Citizen group gives Rowley parameters for growth

Residents will get a chance to learn more about the ongoing redevelopment plans for Central Issaquah when the Cascade Land Conservancy hosts a Community Stewards meeting in the Pickering Room at Issaquah City Hall Northwest on Thursday, Oct. 14.

Residents will get a chance to learn more about the ongoing redevelopment plans for Central Issaquah when the Cascade Land Conservancy hosts a Community Stewards meeting in the Pickering Room at Issaquah City Hall Northwest on Thursday, Oct. 14 at 6:30 p.m.

Central Issaquah Plan (CIP) Citizens Advisory Task Force Chair Joe Forkner will present the CIP draft plan and timeline, and representatives from Rowley Properties will discuss the proposed development agreement for the Rowley Center and Hyla Crossing properties.

The meeting will also give residents the opportunity to learn more about what Rowley’s Community Advisory Committee has done over the last several months. Last June, the city and Rowley formed an ad hoc citizen committee to provide input on the potential development agreement for 90 acres land in west Issaquah, surrounding the intersection of NW Gilman Boulevard and State Route 900.

The members of the committee, Bob Ittes, Stacy Goodman, Russell Joe, David Kappler, Karen Abel, Nina Milligan and John Johnson, were chosen based on their experience and commitment to the city. Over the summer and fall, the committee met six times, including the last meeting on Sept. 29. Their goal was to develop recommendations for how they envision the future of this section of central Issaquah.

“This is unlike any other development project,” said Rowley Properties CEO Kari Magill to the committee at their final meeting. “This agreement covers 30 years. What you recommend will be a compass for the future.”

The committee’s discussions focused on transforming suburbanism into sustainable urbanism, making Issaquah walkable, neighborly and adaptable, and keeping nature in mind when building.

The community advisory committee broke the development discussion into six main topics:

Neighborhood Character

The committee wants Rowley to create two distinct neighborhoods that use the hillside as a backdrop, draw on the natural landscape to set the tone, and contains buildings of varying size that have a strong relationship to the sidewalk and street edge.

Building Shape and Size

They established parameters for creating a livable neighborhood with buildings that vary in character and height, use separation between buildings to allow views of the hills, and include design controls to ensure privacy.


How residents get around in the Issaquah of the future was a big topic of conversation among the members. They want designs that make cars less necessary, provide travel choices like bikes, buses and walking, and improve pedestrian street crossings.

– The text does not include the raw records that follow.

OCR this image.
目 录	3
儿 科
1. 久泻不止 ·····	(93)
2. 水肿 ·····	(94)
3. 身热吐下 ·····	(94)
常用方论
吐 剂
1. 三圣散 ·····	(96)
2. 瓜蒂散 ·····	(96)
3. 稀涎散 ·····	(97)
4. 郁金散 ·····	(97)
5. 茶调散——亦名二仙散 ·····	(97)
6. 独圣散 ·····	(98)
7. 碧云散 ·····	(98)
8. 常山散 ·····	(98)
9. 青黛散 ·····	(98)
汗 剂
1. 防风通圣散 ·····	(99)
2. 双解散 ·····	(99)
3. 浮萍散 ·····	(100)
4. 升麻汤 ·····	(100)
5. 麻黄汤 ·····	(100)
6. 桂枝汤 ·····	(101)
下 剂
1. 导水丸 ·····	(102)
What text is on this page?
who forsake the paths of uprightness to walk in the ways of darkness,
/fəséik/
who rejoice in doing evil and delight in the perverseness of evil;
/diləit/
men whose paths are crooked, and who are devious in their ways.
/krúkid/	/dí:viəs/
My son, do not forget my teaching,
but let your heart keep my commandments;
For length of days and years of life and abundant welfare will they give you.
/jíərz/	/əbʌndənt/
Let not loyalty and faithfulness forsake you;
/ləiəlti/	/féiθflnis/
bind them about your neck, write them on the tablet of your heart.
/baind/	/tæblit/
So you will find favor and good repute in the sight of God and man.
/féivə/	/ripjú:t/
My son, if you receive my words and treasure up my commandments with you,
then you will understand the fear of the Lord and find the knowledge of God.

Future designs should contribute to the overall livability and sustainability of the neighborhood by creating public and semi-public gathering spaces, connecting Tibbett’s Greenway with Lake Sammamish and Cougar Mountain, and developing uses that generate neighborhood identity, like local businesses, daycare or a grocery store.


The group wants Rowley to create a strong sense of arrival to the western entry into Issaquah. They want to establish a gateway by improving the aesthetics of State Route 900 and visibility from Interstate 90.


Currently, 75 percent of developed land in central Issaquah is used for parking, and future development won’t be able to go underground because the water table is only five to seven feet below the surface. The committee’s solution to this issue was to design the area so that walking is more attractive and parking structures are camouflaged with storefronts. They also want to increase education about transit and cycling options.

These ideas may be a new approach to development for Issaquah, but many other communities throughout the world have successfully embraced these elements. One way the group hopes to ensure their vision is translated appropriately is by attaching photos of cities that inspired them. Some of the places they included were Rue Cler market street in Paris, the cobblestone walkways of Whistler, the visual appeal of Chinatown in San Francisco, and the pedestrian-friendly Santa Monica.

While much of the final meeting was geared toward finding consensus on previous discussions, one area the group still has concerns about is building heights.

“We feel like we’re being forced to put in tall buildings,” said Milligan, who is also on the Urban Village Development Commission. She and other members want the building heights to be specifically laid out in the agreement to keep the structures from competing with the hills. “This is a significant issue. Put this at the top of the list.”

The recommendations that come out of this advisory group are only for Rowley’s development agreement with the city. However the city’s Project Manager Keith Niven said they would likely influence other areas of the CIP.

The group has put forward some big ideas, but residents shouldn’t expect all the changes to happen within the next few years. There are many issues that still need to be addressed, including how any development would impact storm water run-off into Lake Sammamish.

“We’re at the very beginning of the policy level,” explained Rowley representative Kristi Tripple. “By having this foundation, it allows us to respond when appropriate.” Instead of doing a massive tear-down and rebuild, Rowley will do one project at a time. The Hyla Crossing section will likely be the first developed.